That's non-sense, it's a mental disorder, that's clear.
In contrast, that is good and something I thought about, too, and already hinted with my idea of mail bombing. Maybe the solution for giving depersonalization disorder more attention would be to change this? To become a threat or at least nuisance to society?
Yes, I know it is defined as a mental disorder, but what the hell is a mental disorder? Nobody has ever been able to answer that question for me in a scientific way! Is it a material condition of the brain? If so, what is the difference between a mental disorder and a brain disease? Is it a way of classifying undesirable, disturbing, destructive or self-destructive behavior? If that is the case, why is psychiatry a branch of medicine and not a branch of the law (or is psychiatry a branch of the law)? Why are there “mental health” laws?
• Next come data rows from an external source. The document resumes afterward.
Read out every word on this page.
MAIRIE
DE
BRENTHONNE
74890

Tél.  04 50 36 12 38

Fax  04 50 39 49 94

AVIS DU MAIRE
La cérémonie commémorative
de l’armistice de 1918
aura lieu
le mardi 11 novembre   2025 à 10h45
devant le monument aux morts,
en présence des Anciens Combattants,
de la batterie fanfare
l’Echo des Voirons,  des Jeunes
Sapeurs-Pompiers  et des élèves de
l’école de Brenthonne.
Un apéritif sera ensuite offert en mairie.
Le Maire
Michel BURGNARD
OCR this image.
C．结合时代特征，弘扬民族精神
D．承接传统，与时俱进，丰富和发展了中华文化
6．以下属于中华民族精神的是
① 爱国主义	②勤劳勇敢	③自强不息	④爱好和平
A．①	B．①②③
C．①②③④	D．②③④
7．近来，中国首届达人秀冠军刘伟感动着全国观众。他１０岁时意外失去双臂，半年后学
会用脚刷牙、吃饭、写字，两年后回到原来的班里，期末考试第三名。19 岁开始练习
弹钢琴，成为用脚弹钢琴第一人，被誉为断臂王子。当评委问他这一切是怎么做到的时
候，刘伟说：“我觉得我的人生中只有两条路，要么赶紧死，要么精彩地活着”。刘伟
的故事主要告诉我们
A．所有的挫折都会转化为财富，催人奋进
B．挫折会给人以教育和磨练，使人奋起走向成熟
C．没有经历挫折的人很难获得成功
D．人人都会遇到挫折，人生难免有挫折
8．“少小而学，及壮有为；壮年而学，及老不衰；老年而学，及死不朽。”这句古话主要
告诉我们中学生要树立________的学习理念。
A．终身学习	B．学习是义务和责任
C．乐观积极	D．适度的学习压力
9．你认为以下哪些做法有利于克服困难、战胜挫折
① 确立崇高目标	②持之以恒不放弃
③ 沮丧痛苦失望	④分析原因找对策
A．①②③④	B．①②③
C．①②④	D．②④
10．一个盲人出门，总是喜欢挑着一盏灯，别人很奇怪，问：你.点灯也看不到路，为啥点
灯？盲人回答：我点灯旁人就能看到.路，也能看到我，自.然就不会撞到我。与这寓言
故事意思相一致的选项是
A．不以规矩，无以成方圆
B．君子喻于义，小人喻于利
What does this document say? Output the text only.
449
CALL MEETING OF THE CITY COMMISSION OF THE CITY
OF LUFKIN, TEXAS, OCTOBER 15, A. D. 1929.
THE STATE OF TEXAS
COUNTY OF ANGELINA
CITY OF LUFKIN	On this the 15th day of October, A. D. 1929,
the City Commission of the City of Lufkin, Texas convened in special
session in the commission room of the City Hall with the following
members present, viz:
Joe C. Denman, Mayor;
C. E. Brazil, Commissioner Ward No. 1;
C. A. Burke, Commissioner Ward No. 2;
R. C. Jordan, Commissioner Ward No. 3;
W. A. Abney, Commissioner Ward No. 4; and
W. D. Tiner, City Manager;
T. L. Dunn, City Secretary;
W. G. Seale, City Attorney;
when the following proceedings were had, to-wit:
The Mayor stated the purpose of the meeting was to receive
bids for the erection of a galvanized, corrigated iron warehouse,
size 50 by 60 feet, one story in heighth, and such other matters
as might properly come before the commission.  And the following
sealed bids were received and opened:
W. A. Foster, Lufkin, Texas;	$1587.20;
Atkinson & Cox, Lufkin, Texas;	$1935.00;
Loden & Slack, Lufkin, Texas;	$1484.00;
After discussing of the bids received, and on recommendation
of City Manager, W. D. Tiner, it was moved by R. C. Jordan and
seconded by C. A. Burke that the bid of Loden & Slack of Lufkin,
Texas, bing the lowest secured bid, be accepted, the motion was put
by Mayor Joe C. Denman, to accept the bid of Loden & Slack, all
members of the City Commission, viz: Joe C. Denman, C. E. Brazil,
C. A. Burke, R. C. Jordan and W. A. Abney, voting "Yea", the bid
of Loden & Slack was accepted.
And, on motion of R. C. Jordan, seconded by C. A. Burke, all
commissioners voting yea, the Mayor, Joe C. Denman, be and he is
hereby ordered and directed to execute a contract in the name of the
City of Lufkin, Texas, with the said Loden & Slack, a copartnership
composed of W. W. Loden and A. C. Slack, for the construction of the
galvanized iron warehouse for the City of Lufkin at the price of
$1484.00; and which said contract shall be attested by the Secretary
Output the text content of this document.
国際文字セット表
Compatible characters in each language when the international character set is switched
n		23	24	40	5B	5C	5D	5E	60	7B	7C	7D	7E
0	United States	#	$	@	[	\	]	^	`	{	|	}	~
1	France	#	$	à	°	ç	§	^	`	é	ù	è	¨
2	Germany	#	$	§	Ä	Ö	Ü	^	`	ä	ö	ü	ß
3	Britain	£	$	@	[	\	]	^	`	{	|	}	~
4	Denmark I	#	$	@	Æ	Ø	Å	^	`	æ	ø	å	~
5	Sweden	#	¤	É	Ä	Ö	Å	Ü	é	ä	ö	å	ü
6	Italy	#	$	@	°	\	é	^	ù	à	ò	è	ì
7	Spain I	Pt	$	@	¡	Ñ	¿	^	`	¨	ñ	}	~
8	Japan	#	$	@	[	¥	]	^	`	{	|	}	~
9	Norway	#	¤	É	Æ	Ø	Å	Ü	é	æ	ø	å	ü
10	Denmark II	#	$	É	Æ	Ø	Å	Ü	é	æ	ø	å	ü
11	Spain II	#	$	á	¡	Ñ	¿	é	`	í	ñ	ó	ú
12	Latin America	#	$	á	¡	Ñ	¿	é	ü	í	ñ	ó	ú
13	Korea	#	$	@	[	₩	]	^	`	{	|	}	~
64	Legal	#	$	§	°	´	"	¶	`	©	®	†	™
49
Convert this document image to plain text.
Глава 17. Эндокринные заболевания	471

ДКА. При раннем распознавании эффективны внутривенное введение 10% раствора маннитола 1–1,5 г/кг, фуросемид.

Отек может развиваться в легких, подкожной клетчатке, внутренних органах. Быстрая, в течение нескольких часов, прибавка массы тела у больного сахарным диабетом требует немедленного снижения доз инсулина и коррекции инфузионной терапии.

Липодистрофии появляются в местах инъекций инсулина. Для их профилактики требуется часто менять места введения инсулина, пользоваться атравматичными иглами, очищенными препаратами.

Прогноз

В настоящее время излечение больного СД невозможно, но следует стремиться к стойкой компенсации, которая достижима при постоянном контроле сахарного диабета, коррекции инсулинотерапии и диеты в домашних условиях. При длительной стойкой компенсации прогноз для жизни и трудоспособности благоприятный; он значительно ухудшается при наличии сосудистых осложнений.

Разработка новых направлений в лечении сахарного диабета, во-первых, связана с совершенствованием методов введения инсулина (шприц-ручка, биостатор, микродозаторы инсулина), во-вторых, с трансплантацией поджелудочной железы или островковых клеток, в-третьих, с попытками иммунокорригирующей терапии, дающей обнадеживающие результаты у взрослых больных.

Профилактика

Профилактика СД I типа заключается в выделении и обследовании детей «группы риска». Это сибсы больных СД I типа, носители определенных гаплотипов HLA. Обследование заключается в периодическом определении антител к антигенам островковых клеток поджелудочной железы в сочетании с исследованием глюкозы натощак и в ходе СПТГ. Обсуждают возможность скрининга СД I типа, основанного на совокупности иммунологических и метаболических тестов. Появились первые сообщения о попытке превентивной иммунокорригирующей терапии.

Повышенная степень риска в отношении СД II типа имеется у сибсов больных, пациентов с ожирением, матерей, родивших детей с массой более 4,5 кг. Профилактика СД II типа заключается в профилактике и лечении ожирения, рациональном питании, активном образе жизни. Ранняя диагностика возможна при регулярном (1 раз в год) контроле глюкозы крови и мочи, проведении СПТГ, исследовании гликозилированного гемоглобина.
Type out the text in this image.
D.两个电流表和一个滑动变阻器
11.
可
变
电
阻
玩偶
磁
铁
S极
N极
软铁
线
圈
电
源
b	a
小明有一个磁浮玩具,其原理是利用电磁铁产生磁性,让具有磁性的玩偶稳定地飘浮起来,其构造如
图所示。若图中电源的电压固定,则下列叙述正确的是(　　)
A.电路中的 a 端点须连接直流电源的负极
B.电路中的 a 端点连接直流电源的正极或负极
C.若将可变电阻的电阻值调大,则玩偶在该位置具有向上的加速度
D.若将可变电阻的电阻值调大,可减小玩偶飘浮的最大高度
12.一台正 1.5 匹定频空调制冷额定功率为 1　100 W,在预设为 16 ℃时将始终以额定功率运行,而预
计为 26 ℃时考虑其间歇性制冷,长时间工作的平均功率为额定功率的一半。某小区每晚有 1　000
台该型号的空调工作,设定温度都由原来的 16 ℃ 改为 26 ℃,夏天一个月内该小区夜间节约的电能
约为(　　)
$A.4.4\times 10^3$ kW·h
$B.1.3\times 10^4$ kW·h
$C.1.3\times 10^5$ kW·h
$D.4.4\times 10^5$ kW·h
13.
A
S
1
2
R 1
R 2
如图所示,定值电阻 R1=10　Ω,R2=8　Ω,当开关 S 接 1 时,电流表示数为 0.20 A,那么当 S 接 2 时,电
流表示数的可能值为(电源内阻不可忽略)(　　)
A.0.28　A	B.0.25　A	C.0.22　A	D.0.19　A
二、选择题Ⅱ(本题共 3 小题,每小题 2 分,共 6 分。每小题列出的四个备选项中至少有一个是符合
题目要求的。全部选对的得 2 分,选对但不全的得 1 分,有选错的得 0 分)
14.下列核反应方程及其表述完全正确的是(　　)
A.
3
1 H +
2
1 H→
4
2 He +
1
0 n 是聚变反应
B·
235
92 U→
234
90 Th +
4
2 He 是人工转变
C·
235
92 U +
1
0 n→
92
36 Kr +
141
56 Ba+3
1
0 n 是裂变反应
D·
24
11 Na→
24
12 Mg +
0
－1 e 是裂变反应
Why can a person be treated for a “mental illness” against his will (despite the fact that there are no valid diagnostic tests for any mental illness, and treatments are underwhelming and frequently destructive), but he cannot be forcibly treated for physical illness, even when the presence of that illness can be validly identified, effectively treated, and otherwise can be fatal? Well, he can be forcibly treated if psychiatrists also testify that he is mentally disordered as well. Can you provide me a scientific definition of mental disorder that is either materialistic-mechanistic or at least descriptive and phenomenological? Why should DPDR, Oppositional Defiant Disorder, Pedophilia, and Factitious Disorders (I.e. faking or intentionally making oneself sick) belong in the same category? What do they all have in common?
The DSM-V describes mental disorder the following way:
1) A behavioral or psychological syndrome or pattern that occurs in an individual (in other words, a stereotyped pattern of thinking or acting)
2) Reflects and underlying psychobiological dysfunction (would anybody care to explain to me what a “psychobiological dysfunction” is? It sounds a lot like when Descartes incoherently claimed that the soul was a non corporeal entity that was nevertheless located inside the pineal gland)
3) The consequences of which are clinically significant (whatever that means) distress or disability (in other words, suffering or disability is a necessary condition for a mental disorder, but not for an organic disease)
4) Must not be merely an expected response to common stressors or losses, or a culturally sanctioned response to a particular event or ritual (in other words, the person who does what he is expected to is not mentally ill, but the person who acts differently or thinks for himself might be)
5). Primarily the result of social deviance or conflicts with society
The only one of those 5 descriptions that is even suggestive of a scientific medical problem is #2, and I have no idea what “psychobiological” even means. This would all be so absurd to anybody who is interested in thinking clearly, but it makes perfect sense if we understand psychiatry as as an extra-legal form of social control.
In contrast, an organic disease is “a morbid condition of the cells, tissues, organs, or physiology of an organism that is causally related to a significant reduction in that organism’s agential capacity or life expectancy.” A very straightforward scientific materialist and mechanistic definition.
In answer to your final question, becoming a threat or a nuisance to society is out of the question for us. We’ve already been denominated—voluntarily or involuntarily—as crazy mental patients. Becoming a more visible menace to society would only validate that we are crazy and likely lead to forced hospitalization and “treatment” for a non-existent disease.
To paraphrase Voltaire: clearly, if mental illness were not to exist, it would be necessary to invent it.